Around the next bend we would find marine fossils embedded in the rock, he said. Sure enough, there they were, plain as day, but probably unnoticed by the thousands of hikers who traipse through here.

At one point, the trail was almost canopied by pale blue California lilacs--an awesome sight.

"It's a rather stunning plant," he said with characteristic understatement.

But it was shooting stars and the elusive chocolate lily that were on his mind that day and he was determined to find them. After two miles or so, the trail opened onto a grassy meadow and he spotted a scattering of white and lavender shooting stars.

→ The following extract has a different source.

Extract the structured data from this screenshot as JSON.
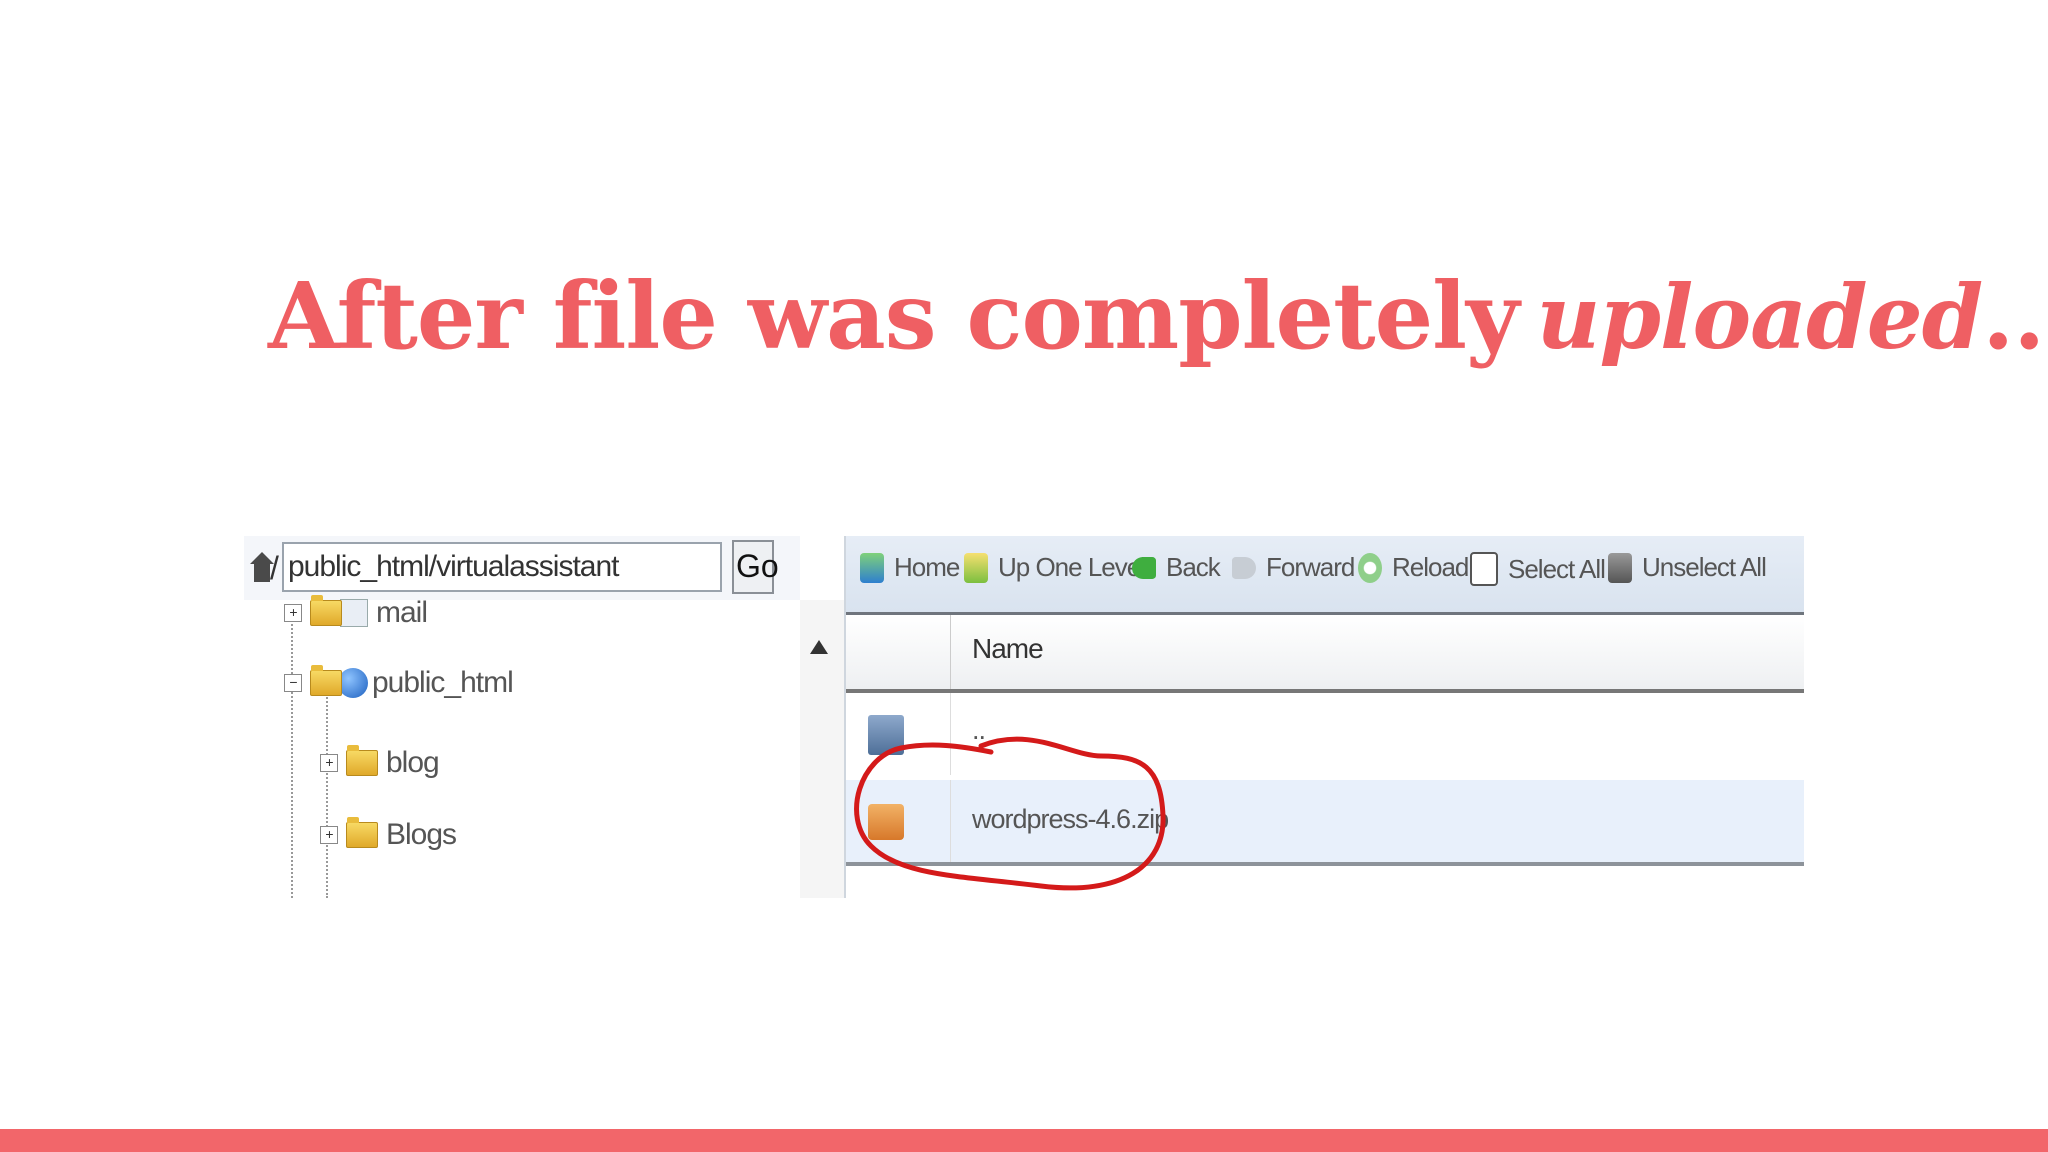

"Where you find shooting stars you find chocolate lilies," he said, scanning the meadow. Sure enough, moments later he spotted a single bronze-colored chocolate lily, and then a few others here and there. "A lot of people would go by here without noticing," he said triumphantly.

In fact, a lot of people, accustomed to cultivated gardens, anticipate they will be bowled over by vast fields of colorful wildflowers when they hit the trail in the spring. But it's a more subtle experience.

(If you're headed for the California Poppy Reserve in Lancaster, don't get your hopes up. The poppies got little rain, bloomed early and the displays are disappointing, the reserve reports.)

When McAuley leads one of his wildflower walks, he gives them his standard line: "Don't expect too much--and be patient."